Hinerangitoariari (Winifred Margaret Belcher, née Foley; born 1950) is a Māori artist.

Born in Feilding, Hinerangitoariari is of Māori (Te Arawa, Uenuku-Kōpako, Ngāti Pikiao, Ngāti Whakaue) and Irish descent.

== Art ==
Hinerangitoariari is best known for her 8m long mural Karanga which was commissioned for and installed in the Aotea Centre on public view between 1990 and 2003. Intricately detailed, the painting features 12 major groupings of birds arranged to depict the 12 notes of a chromatic scale. Intertwined among birds and trees are aspects of Māori folklore based on the legends of Tāne. Hinerangitoariari worked on the painting for 10 months.

In 1992, Hinerangitoariari was named Palmerston North's first artist in residence as part of the Te Marae o Hine residency programme. Her project for this residency was entitled The 12 Heavens, and built on the thematic imagery of Karanga.

In 2003, Karanga was moved into storage due to an upgrade of the convention centre. The custodial owners of the work Karanga are Ngāti Whātua, and in 2005 the University of Auckland's Faculty of Engineering secured a loan of the artwork and displayed it in the School of Engineering main foyer. Hinerangitoariari's brother is a graduate of the Faculty of Engineering.

=== Group shows ===
Whenua Ora / Upon the Land at Waikato Museum, 2015.

Te Karohirohinga Taonga, Māori art from the Community at Waikato Museum, 1995. Hinerangitoariari exhibited four works on a creation theme - Io, Whero, Nga Wha and Tane.

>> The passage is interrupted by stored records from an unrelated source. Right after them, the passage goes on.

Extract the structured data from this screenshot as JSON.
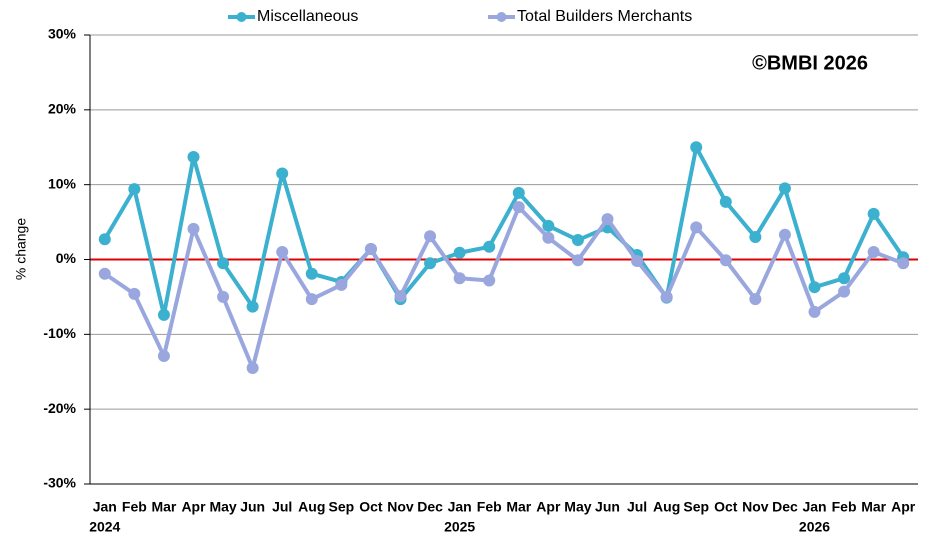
{
  "chart_data": {
    "type": "line",
    "y_label": "% change",
    "annotation": "©BMBI 2026",
    "categories": [
      "Jan",
      "Feb",
      "Mar",
      "Apr",
      "May",
      "Jun",
      "Jul",
      "Aug",
      "Sep",
      "Oct",
      "Nov",
      "Dec",
      "Jan",
      "Feb",
      "Mar",
      "Apr",
      "May",
      "Jun",
      "Jul",
      "Aug",
      "Sep",
      "Oct",
      "Nov",
      "Dec",
      "Jan",
      "Feb",
      "Mar",
      "Apr"
    ],
    "years": [
      "2024",
      null,
      null,
      null,
      null,
      null,
      null,
      null,
      null,
      null,
      null,
      null,
      "2025",
      null,
      null,
      null,
      null,
      null,
      null,
      null,
      null,
      null,
      null,
      null,
      "2026",
      null,
      null,
      null
    ],
    "series": [
      {
        "name": "Miscellaneous",
        "color": "#3bb0cf",
        "values": [
          2.7,
          9.4,
          -7.4,
          13.7,
          -0.5,
          -6.3,
          11.5,
          -1.9,
          -3.0,
          1.4,
          -5.3,
          -0.5,
          0.9,
          1.7,
          8.9,
          4.5,
          2.6,
          4.3,
          0.6,
          -5.1,
          15.0,
          7.7,
          3.0,
          9.5,
          -3.7,
          -2.5,
          6.1,
          0.3
        ]
      },
      {
        "name": "Total Builders Merchants",
        "color": "#99a7de",
        "values": [
          -1.9,
          -4.6,
          -12.9,
          4.1,
          -5.0,
          -14.5,
          1.0,
          -5.3,
          -3.4,
          1.4,
          -4.9,
          3.1,
          -2.5,
          -2.8,
          7.0,
          2.9,
          -0.1,
          5.4,
          -0.2,
          -5.0,
          4.3,
          -0.1,
          -5.3,
          3.3,
          -7.0,
          -4.3,
          1.0,
          -0.5
        ]
      }
    ],
    "ylim": [
      -30,
      30
    ],
    "yticks": [
      {
        "value": -30,
        "label": "-30%"
      },
      {
        "value": -20,
        "label": "-20%"
      },
      {
        "value": -10,
        "label": "-10%"
      },
      {
        "value": 0,
        "label": "0%"
      },
      {
        "value": 10,
        "label": "10%"
      },
      {
        "value": 20,
        "label": "20%"
      },
      {
        "value": 30,
        "label": "30%"
      }
    ],
    "grid": true,
    "reference_line": {
      "value": 0,
      "color": "#e00000"
    },
    "legend": "top"
  }
}
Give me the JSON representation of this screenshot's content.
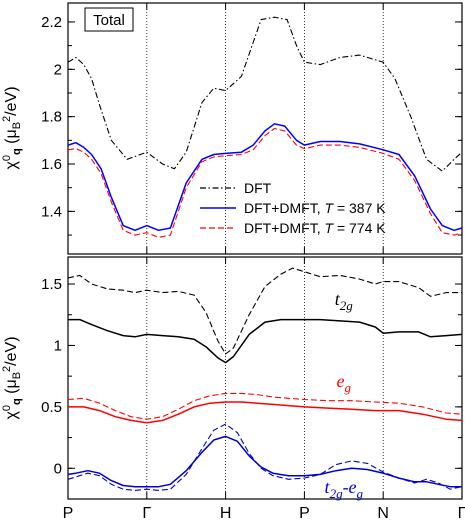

Kohia ko Taikaka Anake at the National Art Gallery, 1990. At the time, this was the largest exhibition of Māori art to date.

== Personal life ==
Hinerangitoariari was born in the power substation village of Bunnythorpe, and her father Alf Foley was a generation engineer. The nearby Mangahao Power Station was built in the same year her father was born - 1924. In 2003, Hinerangitoariari moved to Mangaore Village, close to where she grew up.